While the maximum amount is $50,000, the typical loan is for $13,000.
“The requirement to obtain a microloan is more lenient as far as credit [score] goes,” Tumbler said.
Plus, he said, many big banks are generally hesitant to approve loans for under $50,000.
One of Michalowicz’s favorite approaches is reaching out to the competition. He thinks a big competitor may provide an annuity investment or a loan if you position yourself as a growing company that may be able to provide things it wants down the road.
Offering a piece of the pie or a first right of refusal to buy the company at a predetermined price are two ways to entice your competition to invest, he said.
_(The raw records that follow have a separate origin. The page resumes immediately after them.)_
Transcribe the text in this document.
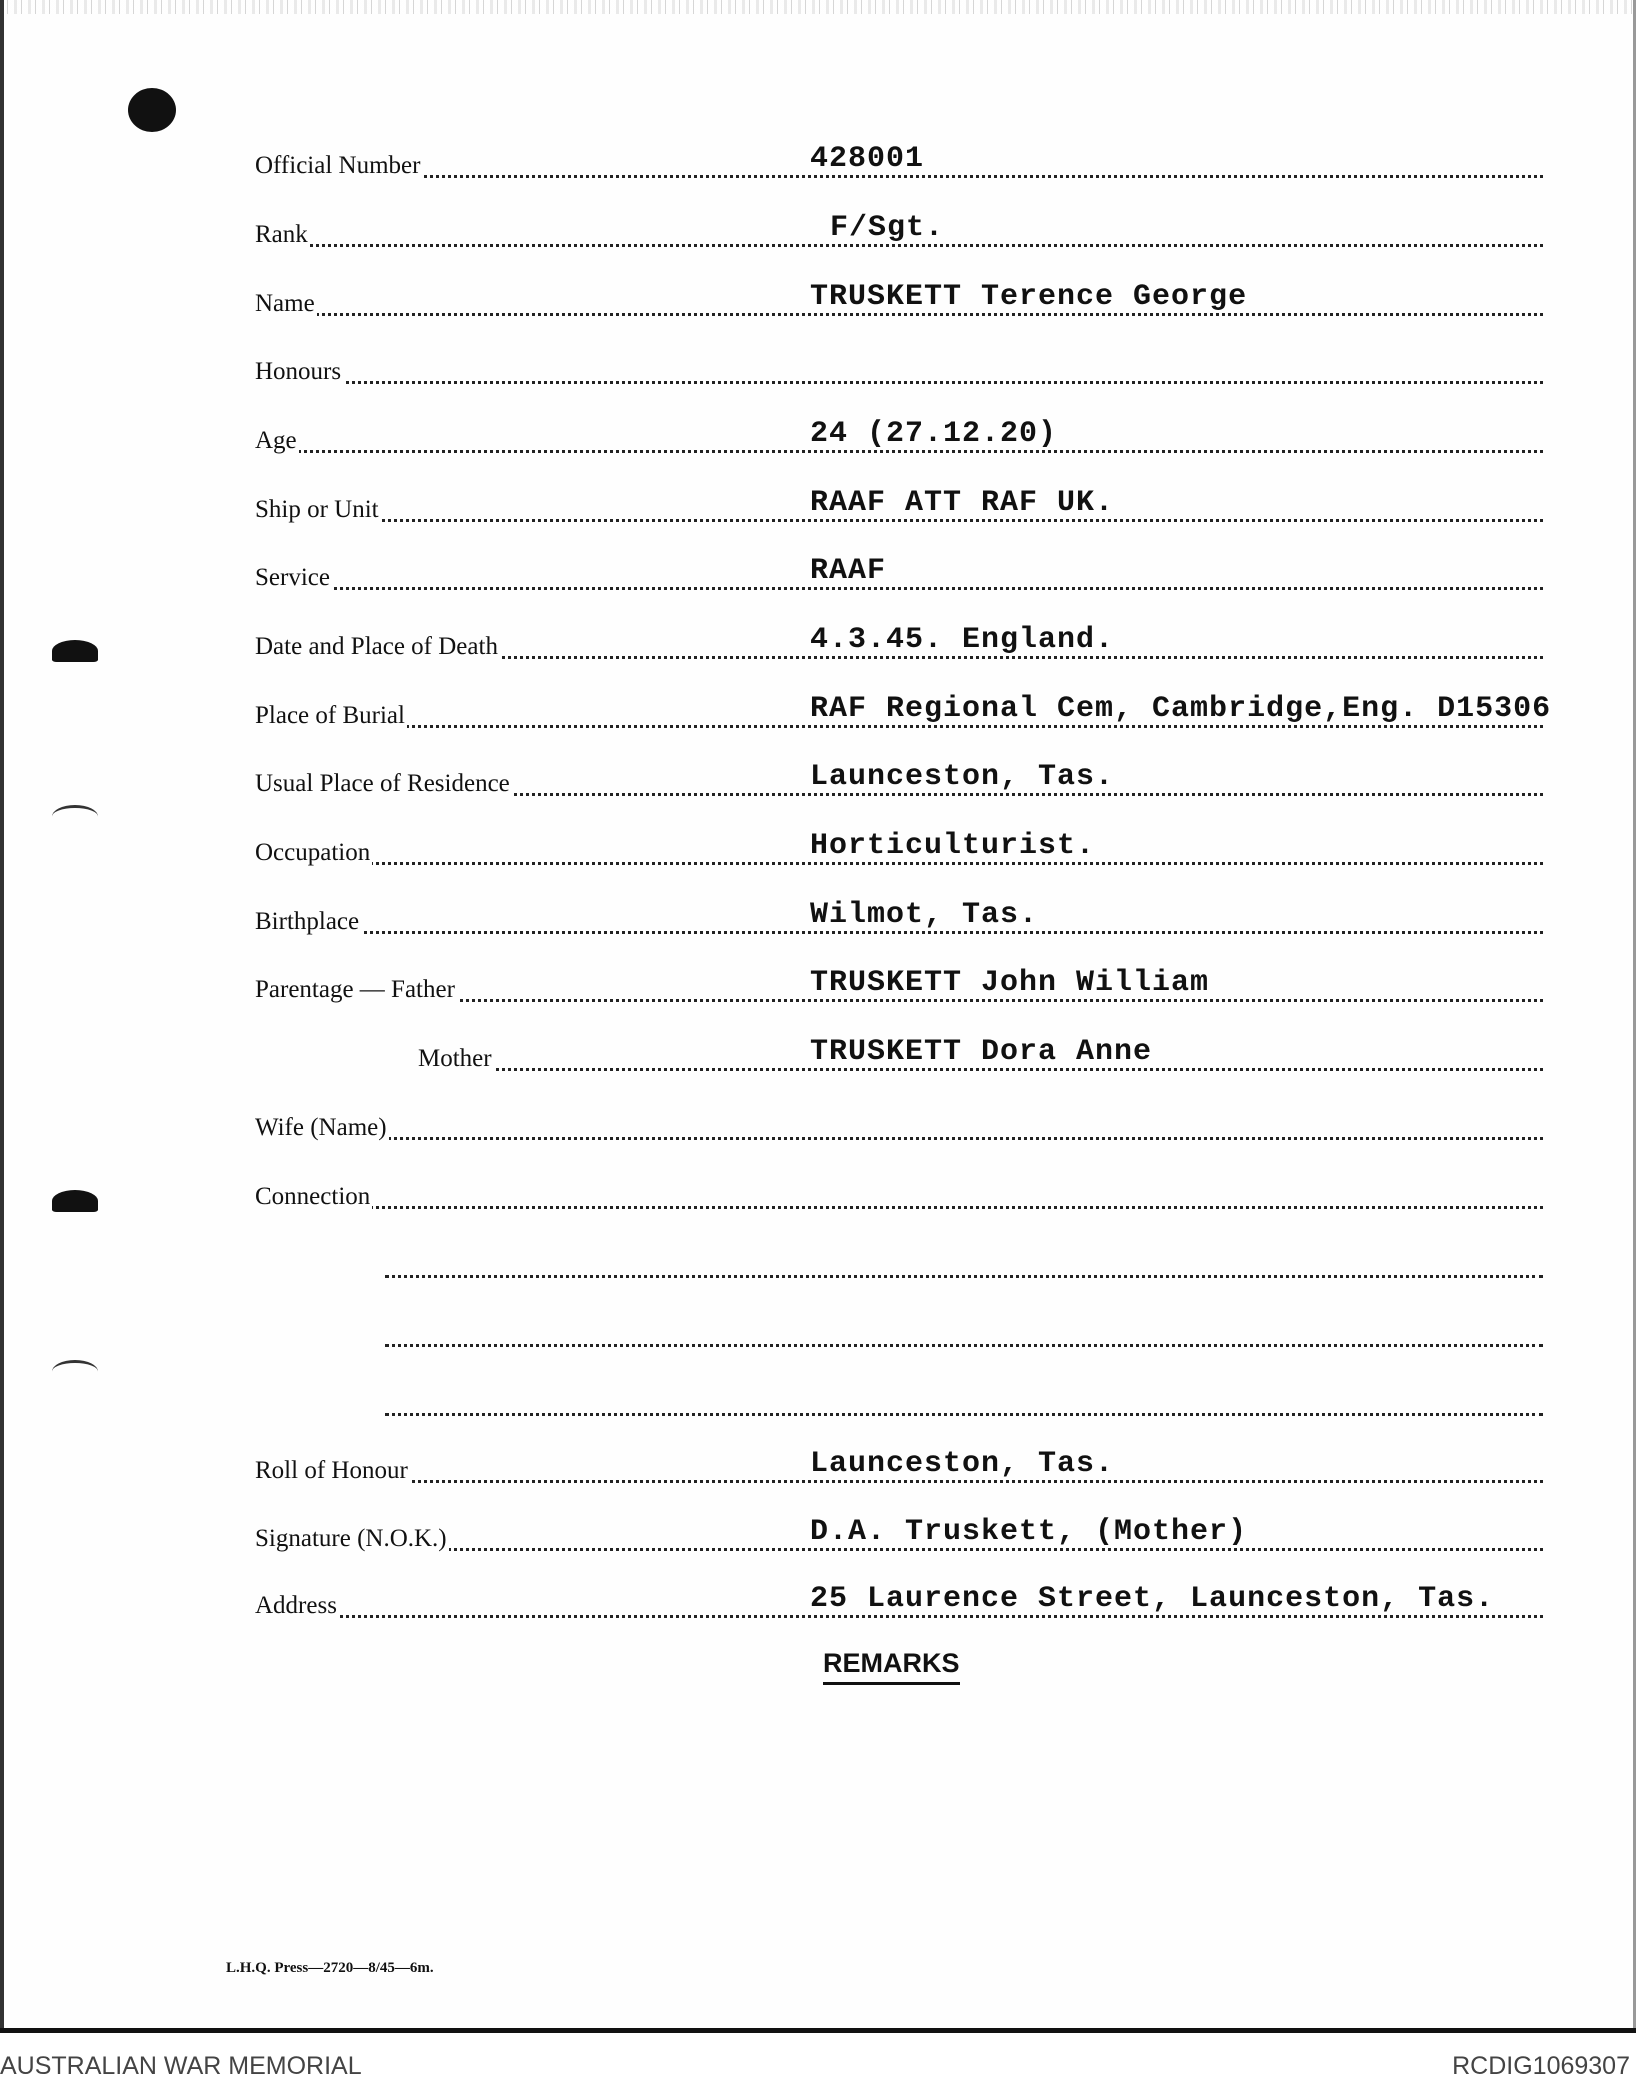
Official Number	428001
Rank	F/Sgt.
Name	TRUSKETT Terence George
Honours
Age	24 (27.12.20)
Ship or Unit	RAAF ATT RAF UK.
Service	RAAF
Date and Place of Death	4.3.45. England.
Place of Burial	RAF Regional Cem, Cambridge,Eng. D15306
Usual Place of Residence	Launceston, Tas.
Occupation	Horticulturist.
Birthplace	Wilmot, Tas.
Parentage — Father	TRUSKETT John William
Mother	TRUSKETT Dora Anne
Wife (Name)
Connection
Roll of Honour	Launceston, Tas.
Signature (N.O.K.)	D.A. Truskett, (Mother)
Address	25 Laurence Street, Launceston, Tas.
REMARKS
L.H.Q. Press—2720—8/45—6m.
AUSTRALIAN WAR MEMORIAL	RCDIG1069307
Once the investor has an interest in seeing you succeed, you may get guidance on business decisions.
Friends and Family
Instead of going to the rich uncle, Michalowicz suggests doing what is called “crowd funding”—getting pieces of money from everyone in the group.
“It’s a lot lower risk for everyone involved,” he said. “The other upside is now you have a lot of people with interest in the business and they may be more likely to give you referrals and opportunities.”
But if your business fails, you could be disowned by your entire family. So makes sure you make it clear the risks involved when accepting family loans.
With many people sidelining their money and taking it out of the stock market, targeting those wealthy individuals, or “angel investors,” is another way to try to raise capital.
“Do research and identify the people who have been successful in the business,” Michalowicz said. “Find a way to meet these people. Call them. Tell them about what you have going on. That’s how you find these investors—you have to seek them out and approach them.”
Michalowicz said that’s how he raised money for his business, Obsidian Launch, the last time he needed funding.
What Not to Do
Michalowicz said the “don’ts” can be just as important as the “dos” when it comes to financing a business. He has three pieces of advice.
First, don’t invest all your time in trying to raise money.
“I’ve seen so many good business concepts go sour because the person has committed everything to raising money and puts the concept on hold,” he said.
Second, ideas are great but execution is everything. Don’t pursue financing if you don’t have a working concept.
Lastly, don't get hung up on the interest rate. If someone is offering you $50,000 at 12 percent and someone else is offering you $30,000 at 8 percent, the loan with the higher interest rate may be the way to go if that is the capital you need.